Simulation-based learning environments are designed to improve the quality of medical education by allowing students to interact with patients, diagnostic laboratory procedures, and patient data in a virtual environment. However, few studies have evaluated whether simulation-based learning environments increase students’ knowledge, intrinsic motivation, and self-efficacy, and help them generalize from laboratory analyses to clinical practice and health decision-making.

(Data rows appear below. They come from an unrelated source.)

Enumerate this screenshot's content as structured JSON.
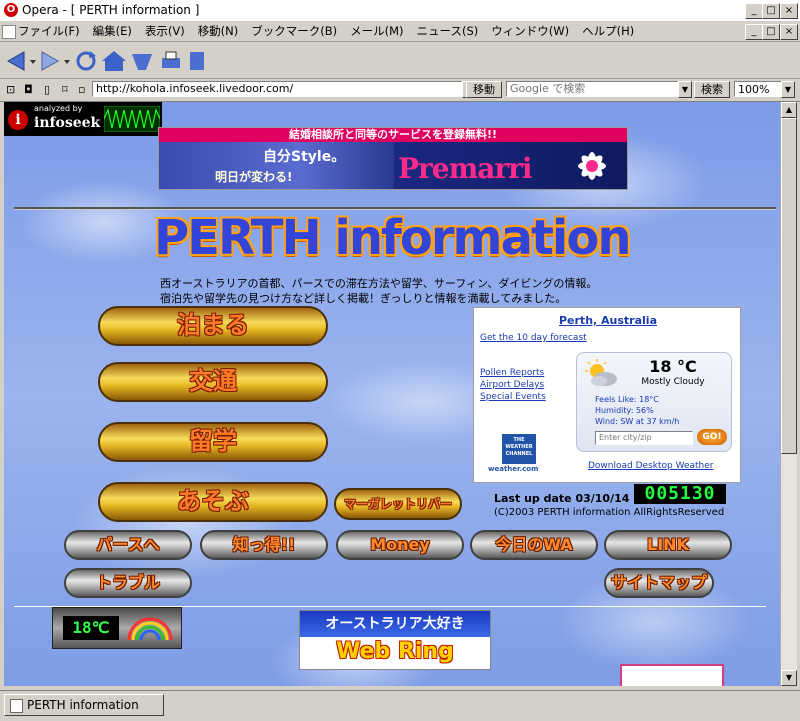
{
  "window": {
    "title": "Opera - [ PERTH information ]",
    "minimize": "_",
    "maximize": "□",
    "close": "×"
  },
  "menu": [
    "ファイル(F)",
    "編集(E)",
    "表示(V)",
    "移動(N)",
    "ブックマーク(B)",
    "メール(M)",
    "ニュース(S)",
    "ウィンドウ(W)",
    "ヘルプ(H)"
  ],
  "address": {
    "url": "http://kohola.infoseek.livedoor.com/",
    "go_label": "移動",
    "search_placeholder": "Google で検索",
    "search_label": "検索",
    "zoom": "100%"
  },
  "page": {
    "infoseek_top": "analyzed by",
    "infoseek_logo": "infoseek",
    "banner_top": "結婚相談所と同等のサービスを登録無料!!",
    "banner_style": "自分Style。",
    "banner_tomorrow": "明日が変わる!",
    "banner_brand": "Premarri",
    "site_title": "PERTH information",
    "intro_line1": "西オーストラリアの首都、パースでの滞在方法や留学、サーフィン、ダイビングの情報。",
    "intro_line2": "宿泊先や留学先の見つけ方など詳しく掲載！ぎっしりと情報を満載してみました。",
    "main_buttons": [
      "泊まる",
      "交通",
      "留学",
      "あそぶ"
    ],
    "margaret_button": "マーガレットリバー",
    "last_update": "Last up date 03/10/14",
    "counter": "005130",
    "copyright": "(C)2003 PERTH information AllRightsReserved",
    "nav_buttons": [
      "パースへ",
      "知っ得!!",
      "Money",
      "今日のWA",
      "LINK"
    ],
    "trouble_button": "トラブル",
    "sitemap_button": "サイトマップ",
    "mini_temp": "18℃",
    "webring_top": "オーストラリア大好き",
    "webring_bottom": "Web Ring"
  },
  "weather": {
    "location": "Perth, Australia",
    "forecast_link": "Get the 10 day forecast",
    "links": [
      "Pollen Reports",
      "Airport Delays",
      "Special Events"
    ],
    "temp": "18 °C",
    "condition": "Mostly Cloudy",
    "feels_like": "Feels Like: 18°C",
    "humidity": "Humidity: 56%",
    "wind": "Wind: SW at 37 km/h",
    "input_placeholder": "Enter city/zip",
    "go": "GO!",
    "logo_line1": "THE",
    "logo_line2": "WEATHER",
    "logo_line3": "CHANNEL",
    "logo_site": "weather.com",
    "download": "Download Desktop Weather"
  },
  "status": {
    "tab": "PERTH information"
  }
}
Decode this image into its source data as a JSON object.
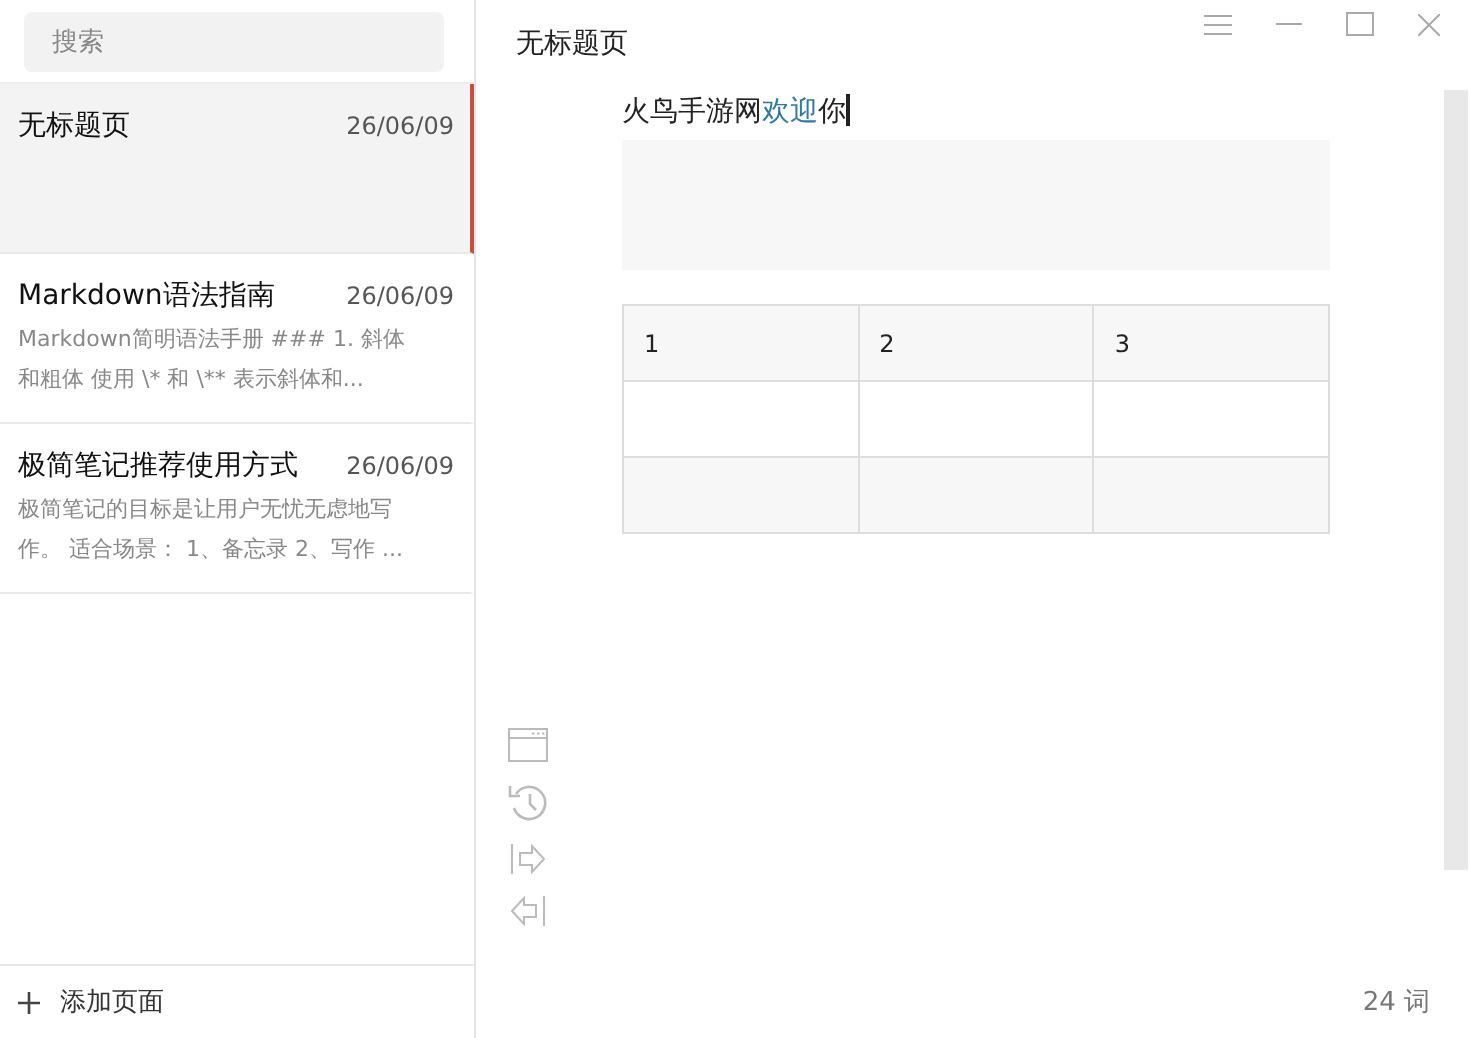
{
  "search": {
    "placeholder": "搜索"
  },
  "notes": [
    {
      "title": "无标题页",
      "date": "26/06/09",
      "selected": true
    },
    {
      "title": "Markdown语法指南",
      "date": "26/06/09",
      "preview": "Markdown简明语法手册  ### 1. 斜体和粗体  使用 \\* 和 \\** 表示斜体和...",
      "selected": false
    },
    {
      "title": "极简笔记推荐使用方式",
      "date": "26/06/09",
      "preview": "极简笔记的目标是让用户无忧无虑地写作。  适合场景：  1、备忘录  2、写作 ...",
      "selected": false
    }
  ],
  "add_page": "添加页面",
  "editor": {
    "title": "无标题页",
    "paragraph": [
      {
        "text": "火鸟手游网",
        "highlighted": false
      },
      {
        "text": "欢迎",
        "highlighted": true
      },
      {
        "text": "你",
        "highlighted": false
      }
    ],
    "table": {
      "rows": [
        {
          "cells": [
            "1",
            "2",
            "3"
          ]
        },
        {},
        {}
      ]
    },
    "word_count": "24 词"
  }
}
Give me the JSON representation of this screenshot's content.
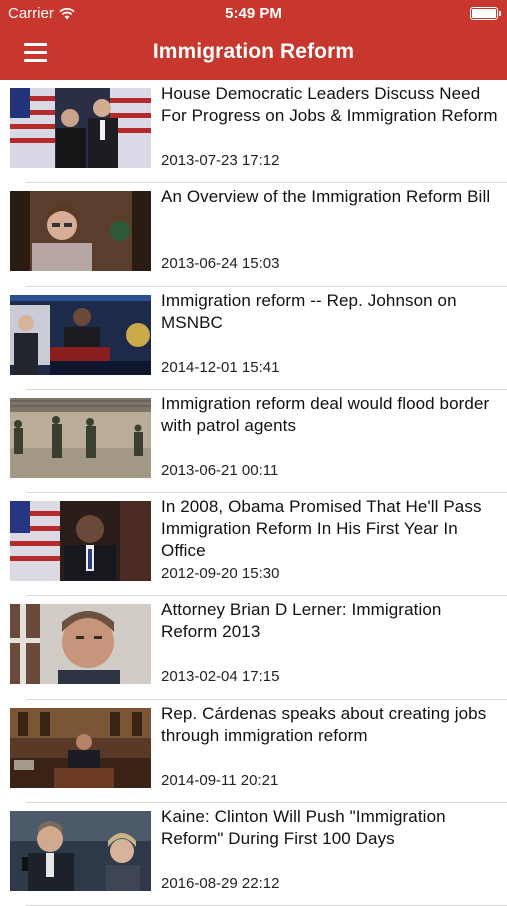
{
  "status_bar": {
    "carrier": "Carrier",
    "time": "5:49 PM"
  },
  "nav": {
    "title": "Immigration Reform",
    "menu_icon": "hamburger-menu-icon"
  },
  "articles": [
    {
      "title": "House Democratic Leaders Discuss Need For Progress on Jobs & Immigration Reform",
      "date": "2013-07-23 17:12"
    },
    {
      "title": "An Overview of the Immigration Reform Bill",
      "date": "2013-06-24 15:03"
    },
    {
      "title": "Immigration reform -- Rep. Johnson on MSNBC",
      "date": "2014-12-01 15:41"
    },
    {
      "title": "Immigration reform deal would flood border with patrol agents",
      "date": "2013-06-21 00:11"
    },
    {
      "title": "In 2008, Obama Promised That He'll Pass Immigration Reform In His First Year In Office",
      "date": "2012-09-20 15:30"
    },
    {
      "title": "Attorney Brian D Lerner: Immigration Reform 2013",
      "date": "2013-02-04 17:15"
    },
    {
      "title": "Rep. Cárdenas speaks about creating jobs through immigration reform",
      "date": "2014-09-11 20:21"
    },
    {
      "title": "Kaine: Clinton Will Push \"Immigration Reform\" During First 100 Days",
      "date": "2016-08-29 22:12"
    }
  ],
  "colors": {
    "header": "#c8372e",
    "text": "#111111",
    "separator": "#d9d9d9"
  }
}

Knowledge (Cohen’s d = 0.73), intrinsic motivation (d = 0.24), and self-efficacy (d = 0.46) significantly increased from the pre- to post-test. Low-knowledge students showed the greatest increases in knowledge (d = 3.35) and self-efficacy (d = 0.61), but a non-significant increase in intrinsic motivation (d = 0.22). The medium and high-knowledge students showed significant increases in knowledge (d = 1.45 and 0.36, respectively), motivation (d = 0.22 and 0.31), and self-efficacy (d = 0.36 and 0.52, respectively). Additionally, 90% of students reported a greater understanding of medical genetics, 82% thought that medical genetics was more interesting, 93% indicated that they were more interested and motivated and had gained confidence by having experienced working on a case story that resembled the real working situation of a doctor, and 78% indicated that they would feel more confident counseling a patient after the simulation.